A se confirmar sua saída do ministério, um dos nomes cogitados para assumir o Meio Ambiente é o do advogado mineiro Antônio Claret Jr., filiado ao Novo e próximo ao governador Romeu Zema (MG), conforme informou o Valor há duas semanas.

Todo esse movimento é um ensaio em curso nos bastidores. A depender exclusivamente de Bolsonaro, Salles fica onde está, e representa o Brasil na Conferência do Clima em Glasgow em novembro.

Aliados do ministro observam que o fogo amigo contra ele tem origem na ala militar, onde Salles cultiva desafetos. Há oito meses, Salles chamou o hoje ministro-chefe da Casa Civil, Luiz Eduardo Ramos, de “Maria Fofoca” em uma rede social.
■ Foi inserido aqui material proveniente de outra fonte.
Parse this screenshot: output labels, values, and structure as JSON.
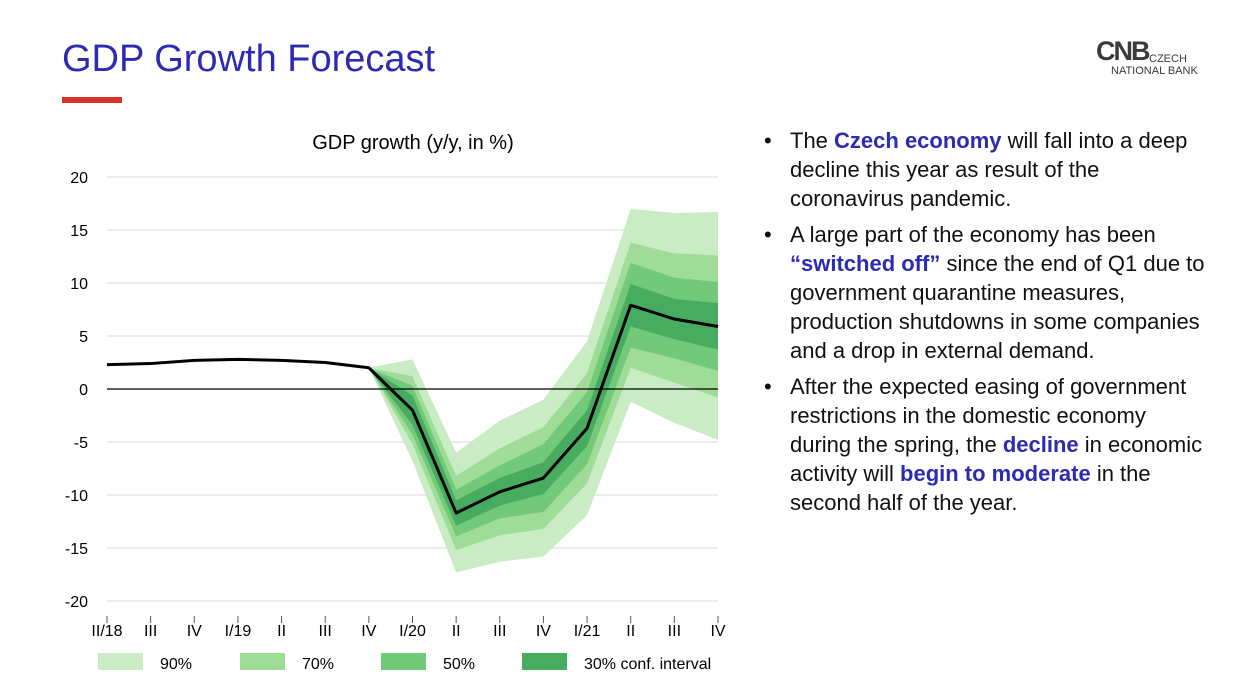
{
  "slide": {
    "title": "GDP Growth Forecast",
    "accent_color": "#d8332a",
    "title_color": "#2b2bb3"
  },
  "logo": {
    "mark": "CNB",
    "line1": "CZECH",
    "line2": "NATIONAL BANK"
  },
  "bullets": [
    {
      "parts": [
        {
          "t": "The ",
          "hl": false
        },
        {
          "t": "Czech economy",
          "hl": true
        },
        {
          "t": " will fall into a deep decline this year as result of the coronavirus pandemic.",
          "hl": false
        }
      ]
    },
    {
      "parts": [
        {
          "t": "A large part of the economy has been ",
          "hl": false
        },
        {
          "t": "“switched off”",
          "hl": true
        },
        {
          "t": " since the end of Q1 due to government quarantine measures, production shutdowns in some companies and a drop in external demand.",
          "hl": false
        }
      ]
    },
    {
      "parts": [
        {
          "t": " After the expected easing of government restrictions in the domestic economy during the spring, the ",
          "hl": false
        },
        {
          "t": "decline",
          "hl": true
        },
        {
          "t": " in economic activity will ",
          "hl": false
        },
        {
          "t": "begin to moderate",
          "hl": true
        },
        {
          "t": " in the second half of the year.",
          "hl": false
        }
      ]
    }
  ],
  "chart_data": {
    "type": "line",
    "title": "GDP growth (y/y, in %)",
    "xlabel": "",
    "ylabel": "",
    "ylim": [
      -20,
      20
    ],
    "yticks": [
      20,
      15,
      10,
      5,
      0,
      -5,
      -10,
      -15,
      -20
    ],
    "categories": [
      "II/18",
      "III",
      "IV",
      "I/19",
      "II",
      "III",
      "IV",
      "I/20",
      "II",
      "III",
      "IV",
      "I/21",
      "II",
      "III",
      "IV"
    ],
    "grid": true,
    "legend_position": "bottom",
    "series": [
      {
        "values": [
          2.3,
          2.4,
          2.7,
          2.8,
          2.7,
          2.5,
          2.0,
          -2.0,
          -11.7,
          -9.7,
          -8.4,
          -3.7,
          7.9,
          6.6,
          5.9
        ],
        "color": "#000000"
      }
    ],
    "fan_start_index": 6,
    "bands": [
      {
        "name": "90%",
        "color": "#c9ecc4",
        "upper": [
          2.0,
          2.8,
          -6.0,
          -3.0,
          -1.0,
          4.5,
          17.0,
          16.6,
          16.7
        ],
        "lower": [
          2.0,
          -6.8,
          -17.3,
          -16.3,
          -15.8,
          -11.9,
          -1.2,
          -3.2,
          -4.8
        ]
      },
      {
        "name": "70%",
        "color": "#9fdc98",
        "upper": [
          2.0,
          1.2,
          -8.2,
          -5.6,
          -3.6,
          1.5,
          13.8,
          12.8,
          12.6
        ],
        "lower": [
          2.0,
          -5.2,
          -15.2,
          -13.8,
          -13.2,
          -8.9,
          2.0,
          0.6,
          -0.8
        ]
      },
      {
        "name": "50%",
        "color": "#72c979",
        "upper": [
          2.0,
          0.3,
          -9.5,
          -7.2,
          -5.2,
          -0.3,
          11.9,
          10.5,
          10.1
        ],
        "lower": [
          2.0,
          -4.3,
          -13.9,
          -12.2,
          -11.6,
          -7.1,
          3.9,
          2.9,
          1.7
        ]
      },
      {
        "name": "30% conf. interval",
        "color": "#47ac60",
        "upper": [
          2.0,
          -0.6,
          -10.5,
          -8.4,
          -6.9,
          -2.0,
          9.9,
          8.5,
          8.1
        ],
        "lower": [
          2.0,
          -3.4,
          -12.9,
          -11.0,
          -9.9,
          -5.4,
          5.9,
          4.7,
          3.7
        ]
      }
    ]
  }
}
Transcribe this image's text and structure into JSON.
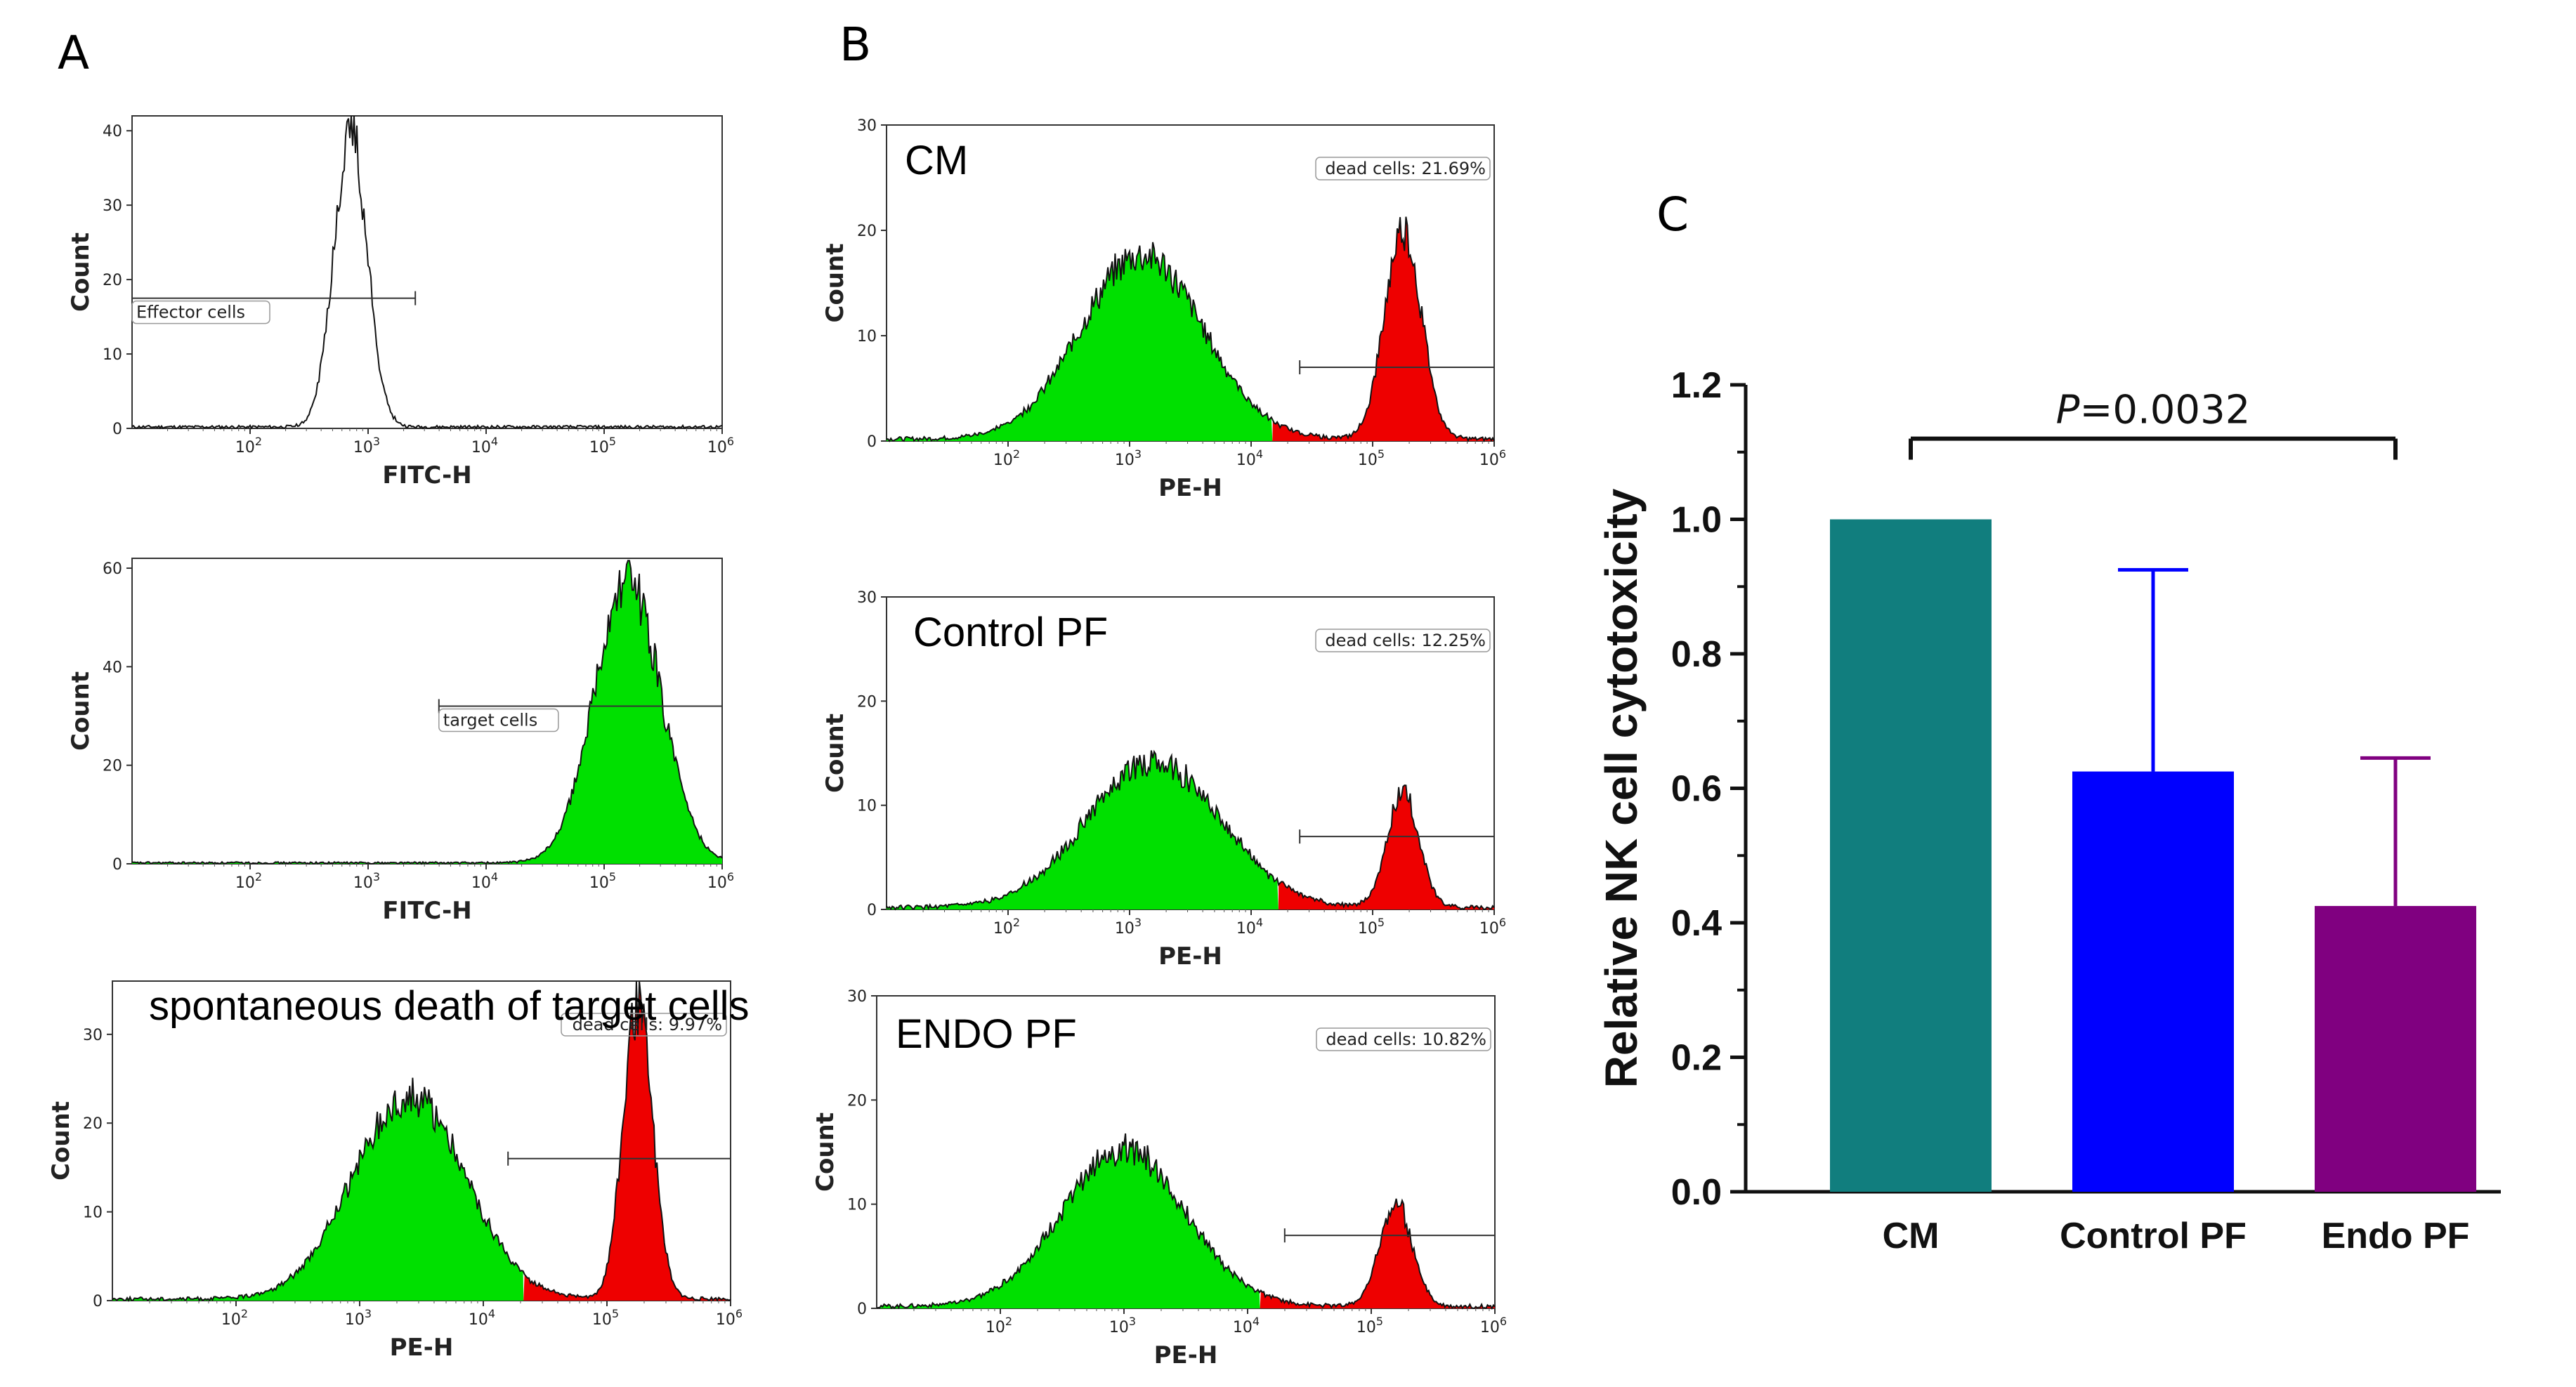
{
  "panel_letters": {
    "a": "A",
    "b": "B",
    "c": "C"
  },
  "flow_common": {
    "count_label": "Count",
    "x_ticks": [
      {
        "base": "10",
        "exp": "2"
      },
      {
        "base": "10",
        "exp": "3"
      },
      {
        "base": "10",
        "exp": "4"
      },
      {
        "base": "10",
        "exp": "5"
      },
      {
        "base": "10",
        "exp": "6"
      }
    ]
  },
  "colors": {
    "live": "#00e000",
    "dead": "#ee0000",
    "cm_bar": "#117e7e",
    "control_bar": "#0000ff",
    "endo_bar": "#800080"
  },
  "chart_data": [
    {
      "type": "area",
      "panel": "A",
      "id": "a1",
      "xlabel": "FITC-H",
      "ylabel": "Count",
      "yticks": [
        "0",
        "10",
        "20",
        "30",
        "40"
      ],
      "ylim": [
        0,
        42
      ],
      "xlim": [
        1,
        6
      ],
      "gates": [
        {
          "label": "Effector cells",
          "from": 1,
          "to": 3.4,
          "y": 17.5
        }
      ],
      "peaks": [
        {
          "center": 2.85,
          "width": 0.14,
          "height": 40,
          "color": "white"
        }
      ],
      "overlay_label": ""
    },
    {
      "type": "area",
      "panel": "A",
      "id": "a2",
      "xlabel": "FITC-H",
      "ylabel": "Count",
      "yticks": [
        "0",
        "20",
        "40",
        "60"
      ],
      "ylim": [
        0,
        62
      ],
      "xlim": [
        1,
        6
      ],
      "gates": [
        {
          "label": "target cells",
          "from": 3.6,
          "to": 6,
          "y": 32
        }
      ],
      "peaks": [
        {
          "center": 5.2,
          "width": 0.28,
          "height": 57,
          "color": "live"
        }
      ],
      "overlay_label": ""
    },
    {
      "type": "area",
      "panel": "A",
      "id": "a3",
      "xlabel": "PE-H",
      "ylabel": "Count",
      "yticks": [
        "0",
        "10",
        "20",
        "30"
      ],
      "ylim": [
        0,
        36
      ],
      "xlim": [
        1,
        6
      ],
      "gates": [
        {
          "label": "dead cells: 9.97%",
          "from": 4.2,
          "to": 6,
          "y": 16
        }
      ],
      "peaks": [
        {
          "center": 3.4,
          "width": 0.45,
          "height": 23,
          "color": "live"
        },
        {
          "center": 5.25,
          "width": 0.12,
          "height": 33,
          "color": "dead"
        }
      ],
      "overlay_label": "spontaneous death of target cells"
    },
    {
      "type": "area",
      "panel": "B",
      "id": "b1",
      "xlabel": "PE-H",
      "ylabel": "Count",
      "yticks": [
        "0",
        "10",
        "20",
        "30"
      ],
      "ylim": [
        0,
        30
      ],
      "xlim": [
        1,
        6
      ],
      "gates": [
        {
          "label": "dead cells: 21.69%",
          "from": 4.4,
          "to": 6,
          "y": 7
        }
      ],
      "peaks": [
        {
          "center": 3.1,
          "width": 0.5,
          "height": 17.5,
          "color": "live"
        },
        {
          "center": 5.25,
          "width": 0.15,
          "height": 20,
          "color": "dead"
        }
      ],
      "overlay_label": "CM"
    },
    {
      "type": "area",
      "panel": "B",
      "id": "b2",
      "xlabel": "PE-H",
      "ylabel": "Count",
      "yticks": [
        "0",
        "10",
        "20",
        "30"
      ],
      "ylim": [
        0,
        30
      ],
      "xlim": [
        1,
        6
      ],
      "gates": [
        {
          "label": "dead cells: 12.25%",
          "from": 4.4,
          "to": 6,
          "y": 7
        }
      ],
      "peaks": [
        {
          "center": 3.2,
          "width": 0.55,
          "height": 14,
          "color": "live"
        },
        {
          "center": 5.25,
          "width": 0.13,
          "height": 11,
          "color": "dead"
        }
      ],
      "overlay_label": "Control PF"
    },
    {
      "type": "area",
      "panel": "B",
      "id": "b3",
      "xlabel": "PE-H",
      "ylabel": "Count",
      "yticks": [
        "0",
        "10",
        "20",
        "30"
      ],
      "ylim": [
        0,
        30
      ],
      "xlim": [
        1,
        6
      ],
      "gates": [
        {
          "label": "dead cells: 10.82%",
          "from": 4.3,
          "to": 6,
          "y": 7
        }
      ],
      "peaks": [
        {
          "center": 3.0,
          "width": 0.5,
          "height": 15,
          "color": "live"
        },
        {
          "center": 5.2,
          "width": 0.13,
          "height": 10,
          "color": "dead"
        }
      ],
      "overlay_label": "ENDO PF"
    },
    {
      "type": "bar",
      "panel": "C",
      "id": "c",
      "title": "",
      "xlabel": "",
      "ylabel": "Relative NK cell cytotoxicity",
      "categories": [
        "CM",
        "Control PF",
        "Endo PF"
      ],
      "values": [
        1.0,
        0.625,
        0.425
      ],
      "errors": [
        0,
        0.3,
        0.22
      ],
      "ylim": [
        0,
        1.2
      ],
      "yticks": [
        "0.0",
        "0.2",
        "0.4",
        "0.6",
        "0.8",
        "1.0",
        "1.2"
      ],
      "significance": {
        "p_italic": "P",
        "p_value": "=0.0032",
        "from": "CM",
        "to": "Endo PF"
      }
    }
  ]
}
A situação de Salles não é nada confortável. Ele responde a três investigações. O inquérito em que aparece como suspeito de facilitar a exportação ilegal de madeira do Brasil para os Estados Unidos e Europa é relatado por Alexandre de Moraes, considerado um desafeto pelo Planalto.

Moraes comanda o inquérito sobre os atos antidemocráticos, mandou prender o deputado Daniel Silveira (PSL-SP), e impediu a nomeação do delegado Alexandre Ramagem para a chefia da Polícia Federal. Salles tem atuado para controlar o fogo, mas terá que chamar mais bombeiros.